Deze kenbaarheid ontbreekt naar het oordeel van de rechtbank in dit geval. Dat wordt ook daardoor geïllustreerd dat de huidige status van de berg blijkens de gedingstukken en het verhandelde ter zitting een wat hybride karakter draagt. Zo zou het, voor het monumentale karakter van berg in de bedoeling liggen de berg weer het aanzicht te geven van een “echte” mijnsteenberg, terwijl het onroerend karakter van de berg ook beargumenteerd is vanuit het oogpunt dat de berg thans begroeid is. Van een nieuwe, naar buiten toe blijkende, bewust gekozen bestemming, is naar het oordeel van de rechtbank nog niet gebleken. Dat er plannen bestaan om de mijnsteenberg in het kader van het Provinciaal Omgevingsplan Limburg te behouden en in dat verband een nieuwe bestemming te geven, acht de rechtbank onvoldoende reden de mijnsteenberg reeds thans als onroerend aan te merken.

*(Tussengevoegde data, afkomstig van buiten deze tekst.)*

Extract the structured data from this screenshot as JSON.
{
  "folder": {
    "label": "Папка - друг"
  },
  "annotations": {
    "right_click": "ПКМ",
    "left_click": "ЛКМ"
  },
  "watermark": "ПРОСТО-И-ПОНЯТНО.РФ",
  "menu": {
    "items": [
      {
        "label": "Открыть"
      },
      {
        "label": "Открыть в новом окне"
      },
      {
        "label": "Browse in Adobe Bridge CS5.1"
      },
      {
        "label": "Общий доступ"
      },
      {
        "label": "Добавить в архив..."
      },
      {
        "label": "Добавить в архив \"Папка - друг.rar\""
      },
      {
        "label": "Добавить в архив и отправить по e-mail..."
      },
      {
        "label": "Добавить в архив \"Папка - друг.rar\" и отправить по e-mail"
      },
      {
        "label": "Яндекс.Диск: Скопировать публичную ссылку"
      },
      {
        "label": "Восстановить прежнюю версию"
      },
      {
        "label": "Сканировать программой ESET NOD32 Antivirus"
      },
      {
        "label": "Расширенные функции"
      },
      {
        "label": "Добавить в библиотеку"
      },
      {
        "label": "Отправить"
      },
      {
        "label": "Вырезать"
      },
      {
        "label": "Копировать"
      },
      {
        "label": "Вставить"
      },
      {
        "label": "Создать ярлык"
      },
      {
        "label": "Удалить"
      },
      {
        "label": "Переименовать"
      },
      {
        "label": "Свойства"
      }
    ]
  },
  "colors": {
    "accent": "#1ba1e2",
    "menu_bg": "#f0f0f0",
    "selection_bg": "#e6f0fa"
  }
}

Op grond van het voorgaande is de rechtbank van oordeel dat de mijnsteenberg niet onroerend is. Verweerder was dus niet bevoegd de mijnsteenberg als beschermd monument aan te wijzen. Reeds om deze reden had verweerder het verzoek van eiseres moeten afwijzen. De beantwoording van de vraag of monumentale waarden van de mijnsteenberg als zodanig, gesteld al dat wel sprake zou zijn van een onroerende zaak, een aanwijzing als monument in de zin van artikel 1, eerste lid, van de Monumentenwet 1988 kunnen rechtvaardigen, kan daarmee in het midden blijven.
De rechtbank is dan ook van oordeel dat het bestreden besluit, zij het onder verbetering van de gronden, in rechte stand kan houden. Het beroep is ongegrond.
Gelet op artikel 8:70 van de Awb wordt als volgt beslist.
verklaart het beroep ongegrond.
Aldus gedaan door mrs. R.E. Bakker (voorzitter), J.F.W. Huinen en F.L.G. Geisel in tegenwoordigheid van mr. D.H.J. Laeven als griffier en in het openbaar uitgesproken
op 12 juni 2007 door mr. Bakker voornoemd in tegenwoordigheid van voornoemde griffier.
w.g. D. Laeven w.g. R.E. Bakker
Voor eensluidend afschrift,
de griffier,
Voor belanghebbenden en het bestuursorgaan staat tegen deze uitspraak het rechtsmiddel hoger beroep open bij de Afdeling bestuursrechtspraak van de Raad van State, Postbus 20019, 2500 EA’s-Gravenhage. De termijn voor het instellen van het hoger beroep bedraagt zes weken na de datum van verzending van deze uitspraak.
Indien hoger beroep is ingesteld kan ingevolge het bepaalde in artikel 39 van de Wet op de Raad van State juncto artikel 8:81 van de Algemene wet bestuursrecht de Voorzitter van de Afdeling bestuursrechtspraak op verzoek een voorlopige voorziening treffen, indien onver¬wijlde spoed, gelet op de betrokken belangen, dat vereist.